Before the end of the year, the army reassigned Emerson to Fort Jesup in Louisiana, where Emerson married Eliza Irene Sanford in February 1838. Emerson sent for Scott and Harriet, who proceeded to Louisiana to serve their master and his wife. Within months, Emerson was transferred back to Fort Snelling. While en route to Fort Snelling, Scott's daughter Eliza was born on a steamboat under way on the Mississippi River between Illinois and what would become Iowa. Because Eliza was born in free territory, she was technically born as a free person under both federal and state laws. Upon entering Louisiana, the Scotts could have sued for their freedom, but did not. One scholar suggests that, in all likelihood, the Scotts would have been granted their freedom by a Louisiana court, as it had respected laws of free states that slaveholders forfeited their right to slaves if they brought them in for extended periods. This had been the holding in Louisiana state courts for more than 20 years.[21]
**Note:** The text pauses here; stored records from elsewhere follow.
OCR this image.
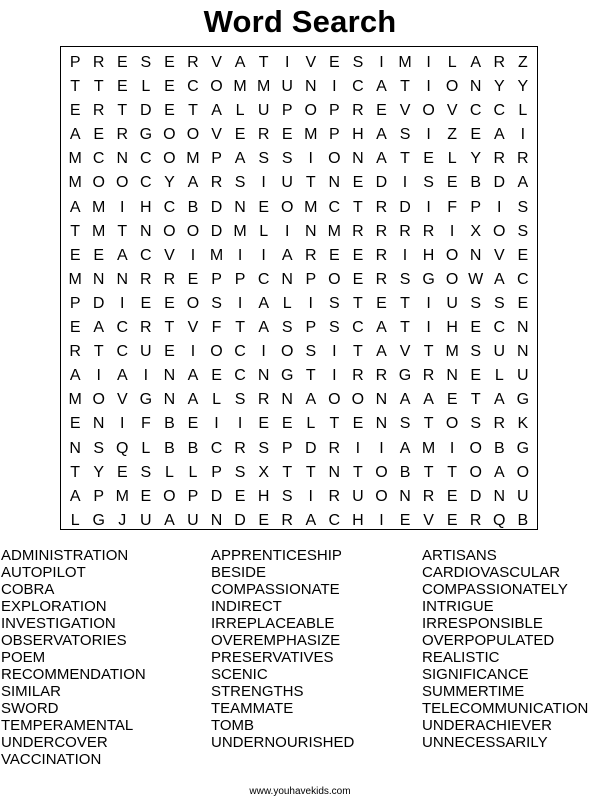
Word Search
P R E S E R V A T	I	V E S	I M I	L A R Z
T T E L E C O M M U N I C A T	I O N Y Y
E R T D E T A L U P O P R E V O V C C L
A E R G O O V E R E M P H A S	I	Z E A	I
M C N C O M P A S S	I O N A T E L Y R R
M O O C Y A R S	I U T N E D I	S E B D A
A M I H C B D N E O M C T R D I	F P	I	S
T M T N O O D M L	I N M R R R R I	X O S
E E A C V	I M I	I	A R E E R I H O N V E
M N N R R E P P C N P O E R S G O W A C
P D I	E E O S	I	A L	I	S T E T	I U S S E
E A C R T V F T A S P S C A T	I H E C N
R T C U E	I O C I O S	I	T A V T M S U N
A	I	A	I N A E C N G T	I R R G R N E L U
M O V G N A L S R N A O O N A A E T A G
E N I	F B E	I	I	E E L T E N S T O S R K
N S Q L B B C R S P D R I	I	A M I O B G
T Y E S L L P S X T T N T O B T T O A O
A P M E O P D E H S	I R U O N R E D N U
L G J U A U N D E R A C H I	E V E R Q B
ADMINISTRATION
AUTOPILOT
COBRA
EXPLORATION
INVESTIGATION
OBSERVATORIES
POEM
RECOMMENDATION
SIMILAR
SWORD
TEMPERAMENTAL
UNDERCOVER
VACCINATION
APPRENTICESHIP
BESIDE
COMPASSIONATE
INDIRECT
IRREPLACEABLE
OVEREMPHASIZE
PRESERVATIVES
SCENIC
STRENGTHS
TEAMMATE
TOMB
UNDERNOURISHED
ARTISANS
CARDIOVASCULAR
COMPASSIONATELY
INTRIGUE
IRRESPONSIBLE
OVERPOPULATED
REALISTIC
SIGNIFICANCE
SUMMERTIME
TELECOMMUNICATION
UNDERACHIEVER
UNNECESSARILY
www.youhavekids.com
Toward the end of 1838, the army reassigned Emerson back to Fort Snelling. By 1840, Emerson's wife Irene returned to St. Louis with their slaves, while Dr. Emerson served in the Seminole War. While in St. Louis, she hired them out. In 1842, Emerson left the army. After he died in the Iowa Territory in 1843, his widow Irene inherited his estate, including the Scotts. For three years after John Emerson's death, she continued to lease out the Scotts as hired slaves. In 1846, Scott attempted to purchase his and his family's freedom, but Irene Emerson refused, prompting Scott to resort to legal recourse.[22]

Procedural history

Scott v. Emerson

First state circuit court trial

Having been unsuccessful in his attempt to purchase his freedom, Dred Scott, with the help of his legal advisers, sued Emerson for his freedom in the Circuit Court of St. Louis County on April 6, 1846.[23]: 36  A separate petition was filed for his wife Harriet, making them the first married couple to file freedom suits in tandem in its 50-year history.[24]